J’aurais dû écrire cet article il y a des mois, mais je ne sais pas, les mots ne venaient pas et pourtant, j’en ai parlé…des dizaines de fois. Mais, les évènements récents ont fait que j’ai eu besoin d’enfin mettre mon récit par écrit.

On est Vendredi, le 29 Novembre 2019. Il est 13h30 et je m’apprête à partir pour une de mes visites guidée « Direction Poudlard », avec une famille qui a réservé via une plateforme partenaire. 

Je suis en avance, mais je préfère attendre qu’être attendue, alors je me mets en route. 

Le point de départ de la visite est à la station Monument, au bout du London Bridge. Comme d’habitude, je sors de la station London Bridge et pars en direction du pont, pour le traverser à pied et comme d’habitude, je le traverse par le trottoir Est. 
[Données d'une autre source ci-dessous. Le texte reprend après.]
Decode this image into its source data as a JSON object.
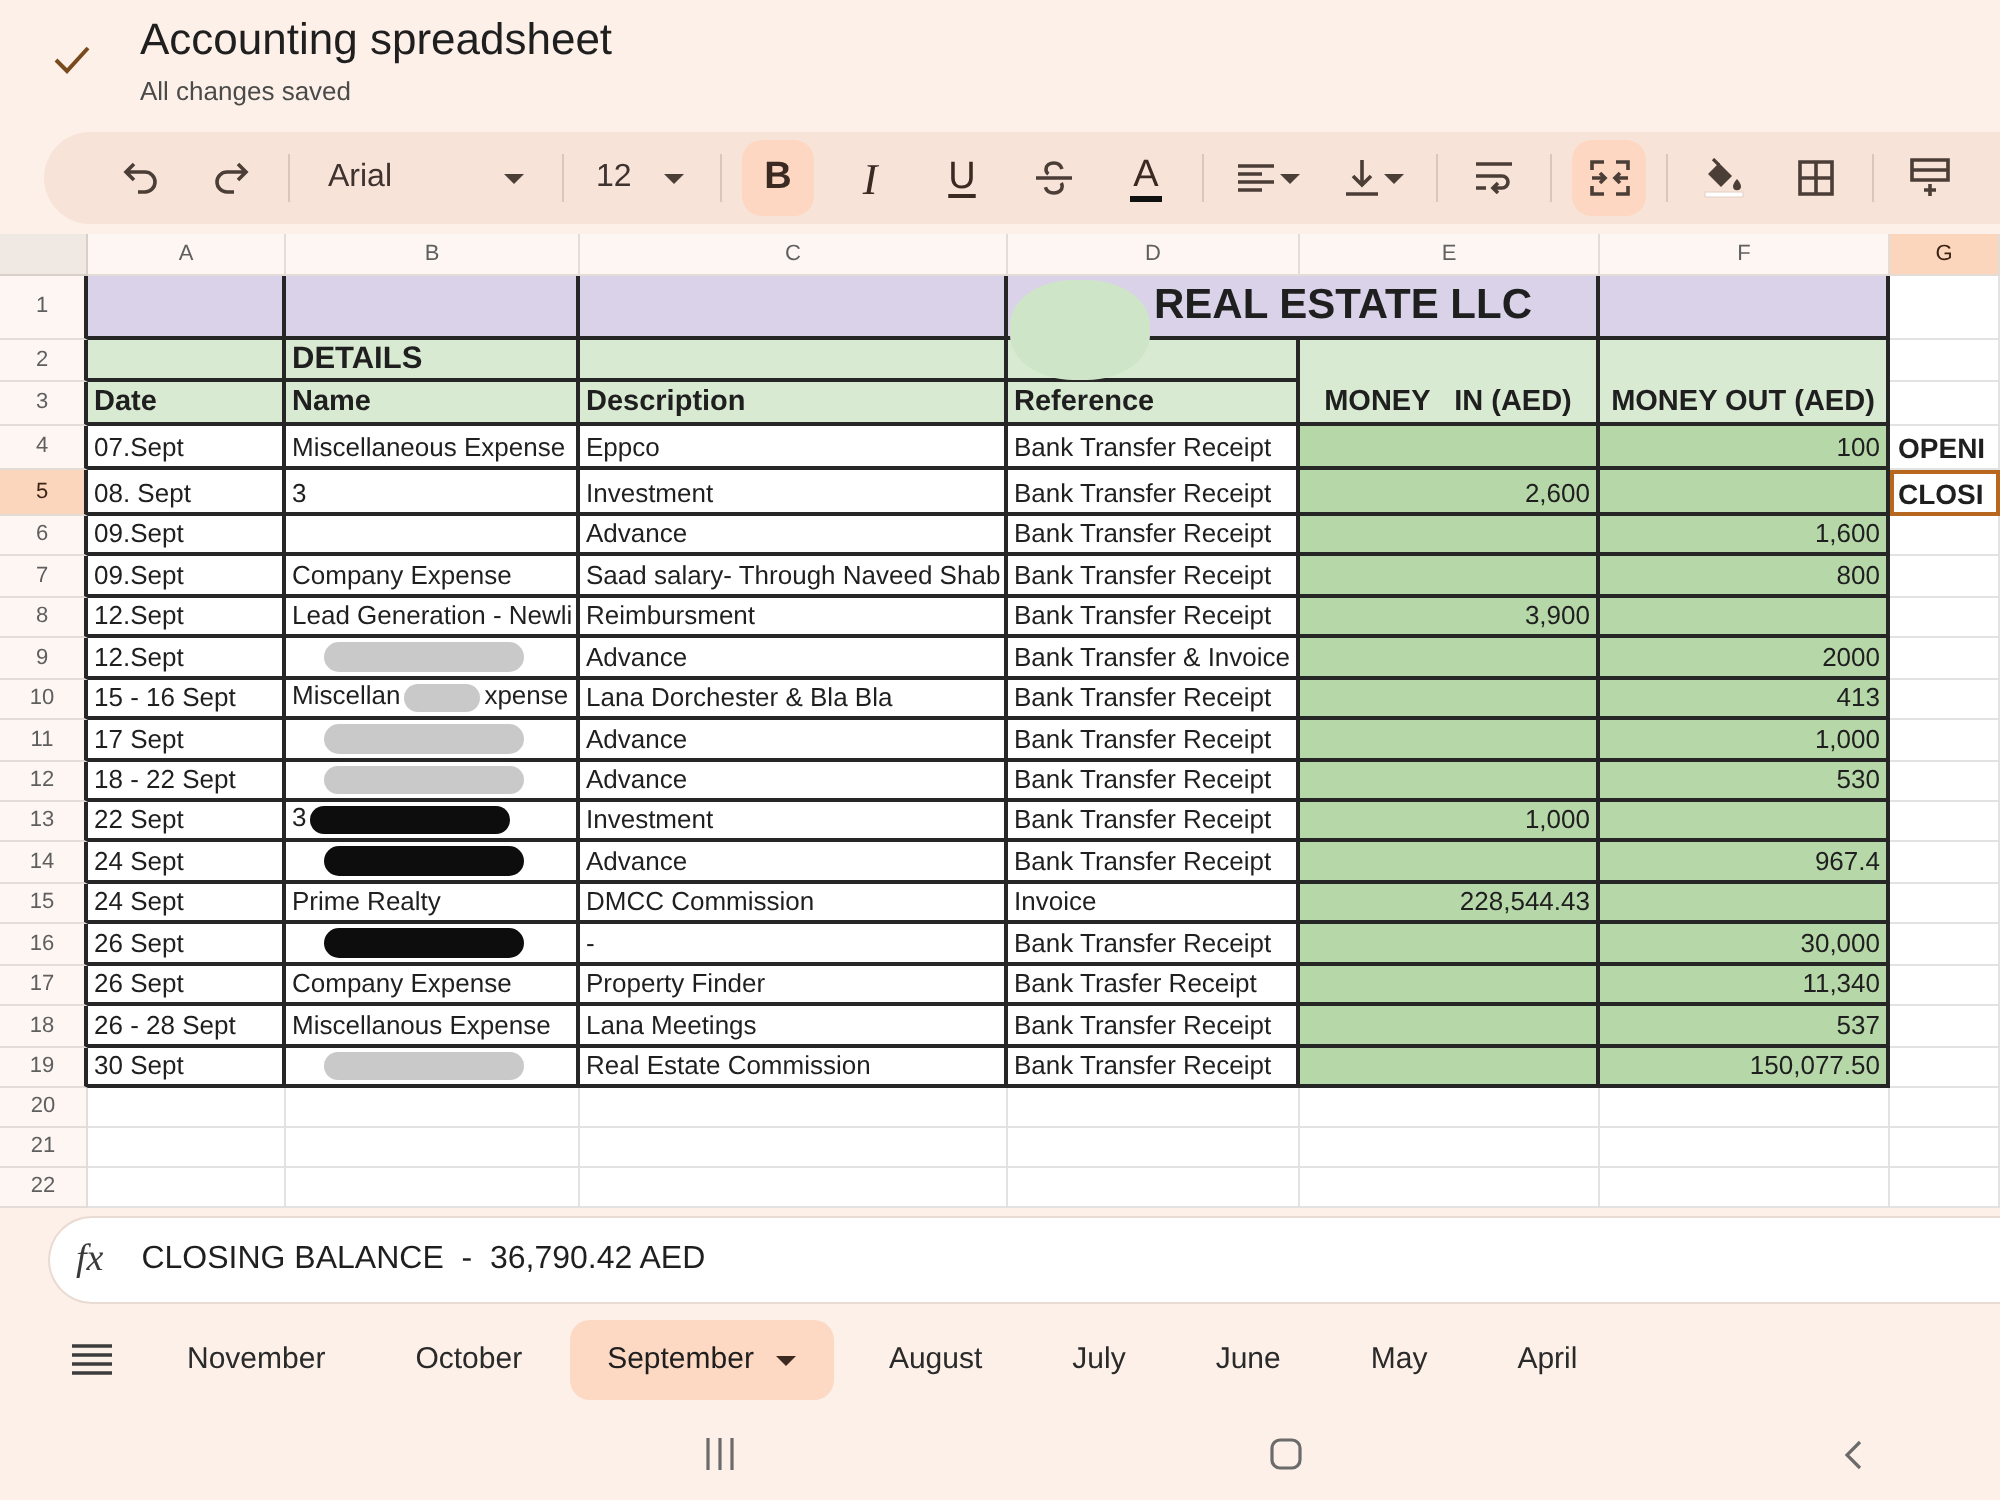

Je m’arrête pour faire une photo du Tower Bridge et l’envoyer à un copain avec qui je papotais sur Instagram, et je garde le téléphone à la main.

Aujourd’hui, va savoir pourquoi, alors que cela ne m’arrive jamais, je n’ai pas les écouteurs dans les oreilles. 

 

 

Curieusement, dans l’autre sens de circulation, le pont est congestionné. Je continue mon chemin et, passé le milieu du pont, je remarque des gyrophares de police, justement, de l’autre côté du pont. Certaines personnes ont l’air de regarder, d’autres commencent à courir dans ma direction.

J’aperçois un policier sur le trottoir et là, j’entends un énorme Boom. Les bruits sont fréquents dans cette grande ville alors, je pense qu’il s’agit d’un pétard et je continue à marcher dans leur direction. Mais au même moment, les gens se sont mis à crier et à courir en direction du Sud du pont. 

A l’endroit où se tenait le policier, il y avait un bus…il avait été vidé de ses passagers. Devant le bus, une Mini Cooper de la compagnie « Small Cars, Big City ». C’est marrant comme le cerveau enregistre certaines images. Devant le policier, un mec au sol. Je crois qu’à ce moment là, j’ai compris que le « boom » était un coup de feu.

Honnêtement, je n’ai pas su quoi faire…jusqu’à ce que j’entende quelqu’un hurler « Il a une ceinture d’explosifs ». Comme j’étais visiblement devant la scène, j’ai commencé à courir en direction du sud du pont. Des hélicoptères ont commencé à survoler le secteur et là, je me suis dit: « Ok, ça a l’air sérieux, je vais tout de suite laisser un message à maman car je suis persuadé qu’ils vont en parler aux informations et je dois la rassurer ». Comme j’avais mon téléphone à la main, depuis la photo du Tower Bridge, j’ai laissé un message audio à ma mère en lui disant que tout allait bien et pendant que je parlais, un autre coup de feu s’est fait entendre. 

Avec du recul, quand j’écoute ce message, j’ai l’air complètement à l’ouest…j’ai l’air de rire…je pense que j’étais comme dans un état second. 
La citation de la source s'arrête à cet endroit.